Und wenn ich prophetisch reden könnte und alle Geheimnisse wüsste und alle Erkenntnis
hätte; wenn ich alle Glaubenskraft besäße und Berge damit versetzen könnte, hätte aber
die Liebe nicht, wäre ich nichts.
Und wenn ich meine ganze Habe verschenkte und wenn ich meinen Leib dem Feuer
übergäbe, hätte aber die Liebe nicht, nützte es mir nichts.
Das Gleiche gilt für das Familienleben. Essen, das ohne Liebe zubereitet wurde, kann
nicht nähren. Essen, das mit Zorn zubereitet wurde, kann vergiften. Das mechanische
Abspulen von Verpflichtungen hilft dem Familienaufbau nicht.

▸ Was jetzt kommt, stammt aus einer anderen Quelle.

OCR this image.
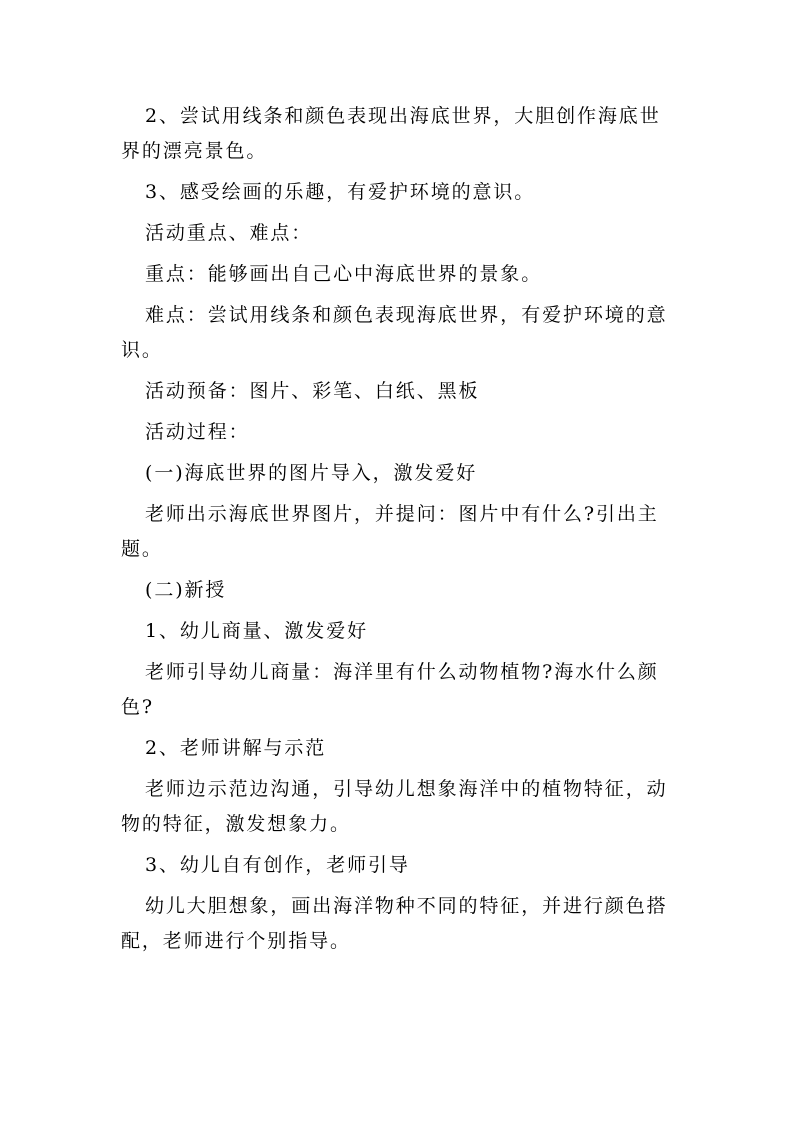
2、尝试用线条和颜色表现出海底世界，大胆创作海底世界的漂亮景色。

3、感受绘画的乐趣，有爱护环境的意识。

活动重点、难点：

重点：能够画出自己心中海底世界的景象。

难点：尝试用线条和颜色表现海底世界，有爱护环境的意识。

活动预备：图片、彩笔、白纸、黑板

活动过程：

(一)海底世界的图片导入，激发爱好

老师出示海底世界图片，并提问：图片中有什么?引出主题。

(二)新授

1、幼儿商量、激发爱好

老师引导幼儿商量：海洋里有什么动物植物?海水什么颜色?

2、老师讲解与示范

老师边示范边沟通，引导幼儿想象海洋中的植物特征，动物的特征，激发想象力。

3、幼儿自有创作，老师引导

幼儿大胆想象，画出海洋物种不同的特征，并进行颜色搭配，老师进行个别指导。
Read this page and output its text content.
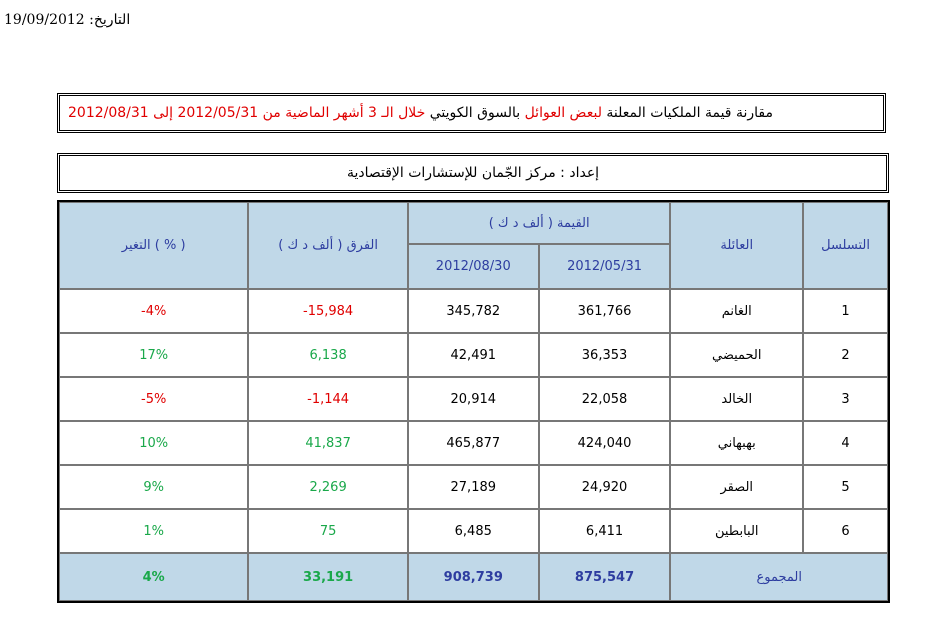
التاريخ: 19/09/2012
مقارنة قيمة الملكيات المعلنة

لبعض العوائل

بالسوق الكويتي

خلال الـ 3 أشهر الماضية من 2012/05/31 إلى 2012/08/31
إعداد : مركز الجّمان للإستشارات الإقتصادية
التغير ( % )	الفرق ( ألف د ك )	القيمة ( ألف د ك )		العائلة	التسلسل
		2012/08/30	2012/05/31		
-4%	-15,984	345,782	361,766	الغانم	1
17%	6,138	42,491	36,353	الحميضي	2
-5%	-1,144	20,914	22,058	الخالد	3
10%	41,837	465,877	424,040	بهبهاني	4
9%	2,269	27,189	24,920	الصقر	5
1%	75	6,485	6,411	البابطين	6
4%	33,191	908,739	875,547	المجموع	
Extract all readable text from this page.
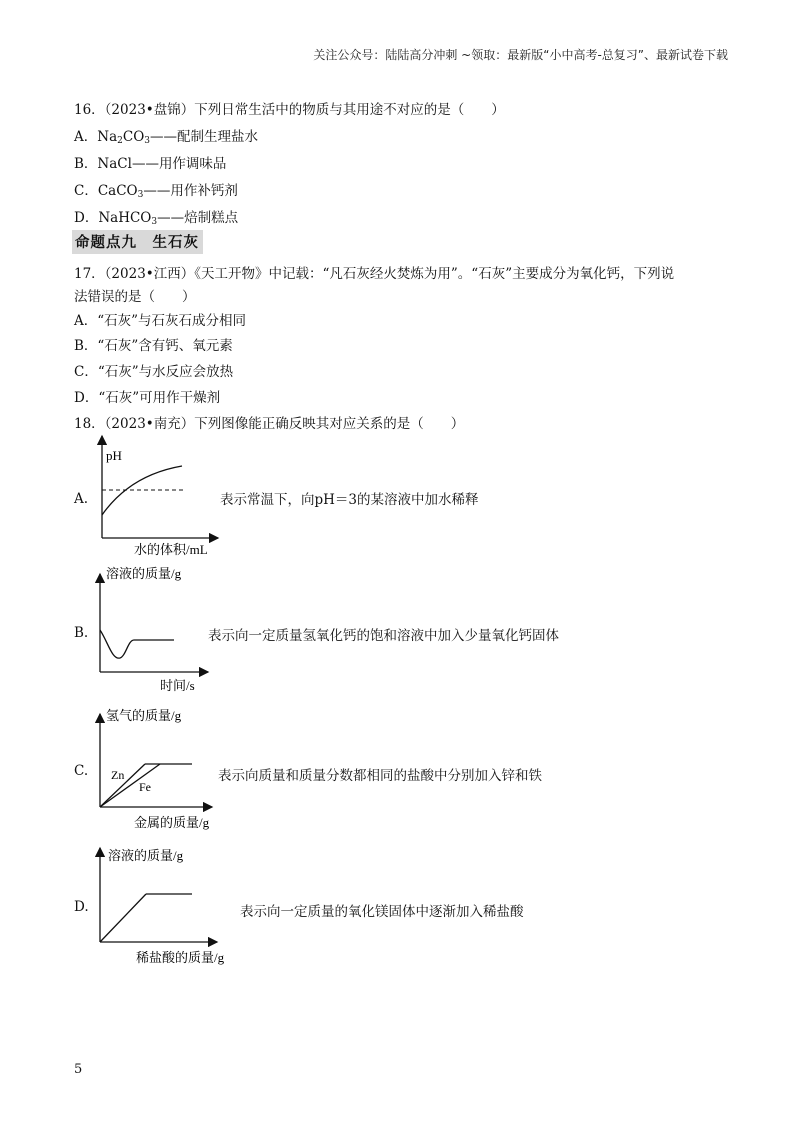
关注公众号：陆陆高分冲刺 ~领取：最新版“小中高考-总复习”、最新试卷下载
16．（2023•盘锦）下列日常生活中的物质与其用途不对应的是（　　）
A．$Na_2CO_3——$配制生理盐水
B．NaCl——用作调味品
C．CaCO$_3$——用作补钙剂
D．NaHCO$_3$——焙制糕点
命题点九　生石灰
17．（2023•江西）《天工开物》中记载：“凡石灰经火焚炼为用”。“石灰”主要成分为氧化钙，下列说
法错误的是（　　）
A．“石灰”与石灰石成分相同
B．“石灰”含有钙、氧元素
C．“石灰”与水反应会放热
D．“石灰”可用作干燥剂
18．（2023•南充）下列图像能正确反映其对应关系的是（　　）
A.
pH
水的体积/mL
表示常温下，向pH＝3的某溶液中加水稀释
B.
溶液的质量/g
时间/s
表示向一定质量氢氧化钙的饱和溶液中加入少量氧化钙固体
C. Zn
Fe
氢气的质量/g
金属的质量/g
表示向质量和质量分数都相同的盐酸中分别加入锌和铁
D.
溶液的质量/g
稀盐酸的质量/g
表示向一定质量的氧化镁固体中逐渐加入稀盐酸
5
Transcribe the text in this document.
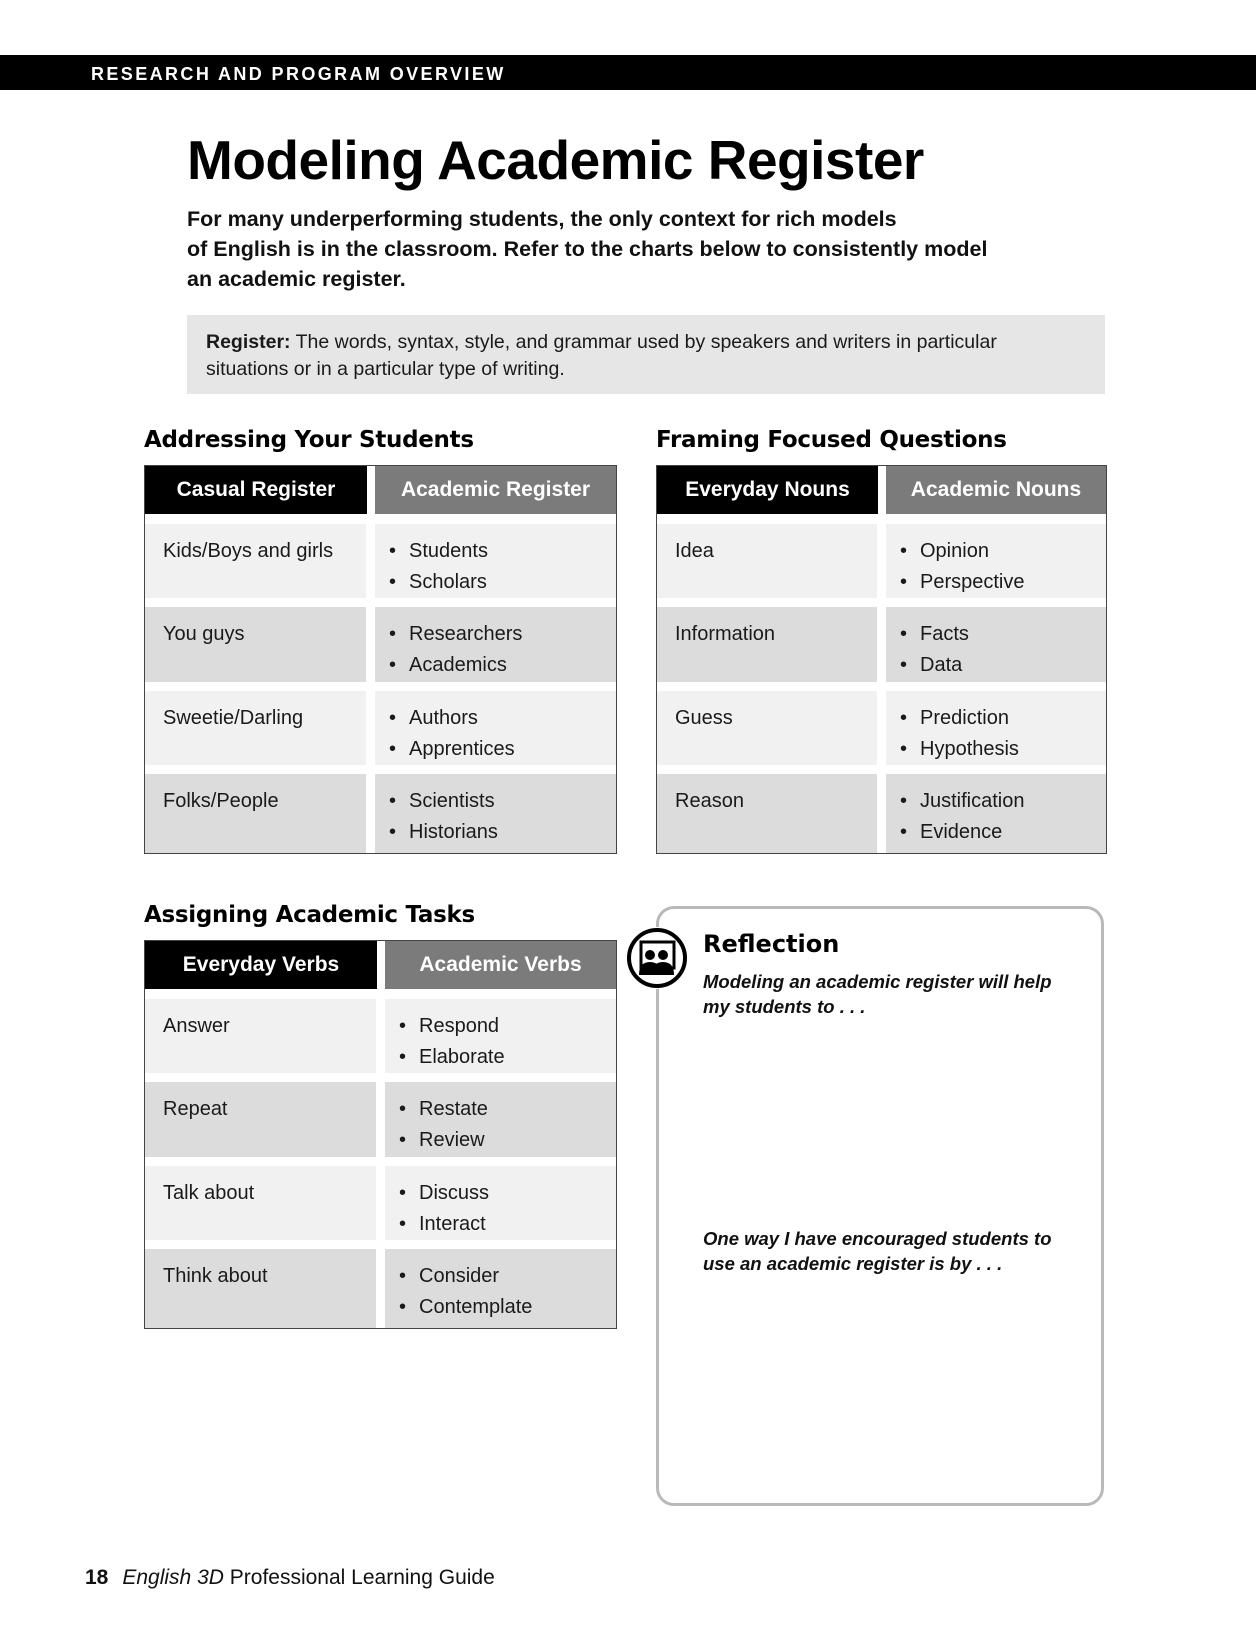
RESEARCH AND PROGRAM OVERVIEW
Modeling Academic Register

For many underperforming students, the only context for rich models
of English is in the classroom. Refer to the charts below to consistently model
an academic register.

Register: The words, syntax, style, and grammar used by speakers and writers in particular
situations or in a particular type of writing.
Addressing Your Students
Casual Register	Academic Register
Kids/Boys and girls	• Students
• Scholars
You guys	• Researchers
• Academics
Sweetie/Darling	• Authors
• Apprentices
Folks/People	• Scientists
• Historians
Framing Focused Questions
Everyday Nouns	Academic Nouns
Idea	• Opinion
• Perspective
Information	• Facts
• Data
Guess	• Prediction
• Hypothesis
Reason	• Justification
• Evidence
Assigning Academic Tasks
Everyday Verbs	Academic Verbs
Answer	• Respond
• Elaborate
Repeat	• Restate
• Review
Talk about	• Discuss
• Interact
Think about	• Consider
• Contemplate
Reflection

Modeling an academic register will help
my students to . . .

One way I have encouraged students to
use an academic register is by . . .

18 English 3D Professional Learning Guide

Warum haben wir keine Liebe im Herzen? Man kann immer sagen, so sind die heutigen
Zeiten, heutige Erziehung, usw. Man kann damit fortsetzen, dass man eigentlich Atheist
sei. Ja, wir sagen, dass es einen Gott gäbe, verhalten uns jedoch so, als ob es keine
Höhere Macht existieren würde. Woher soll dann die Liebe ins Herzen kommen?
Wenn die Liebe da ist, dann ist es halb so schlimm, wenn das Abendessen nicht pünktlich
oder versalzen auf den Tisch kommt. Wenn es einen Fleck auf dem Hemd gibt, oder es
nicht gründlich geputzt wurde.
Denn die Hauptpflicht einer Frau in der Liebe besteht.
Unser größtes Problem ist also, dass wir die ganze Welt zu verändern versuchen – andere
Menschen, Umstände, Zeiten, und niemals uns selbst.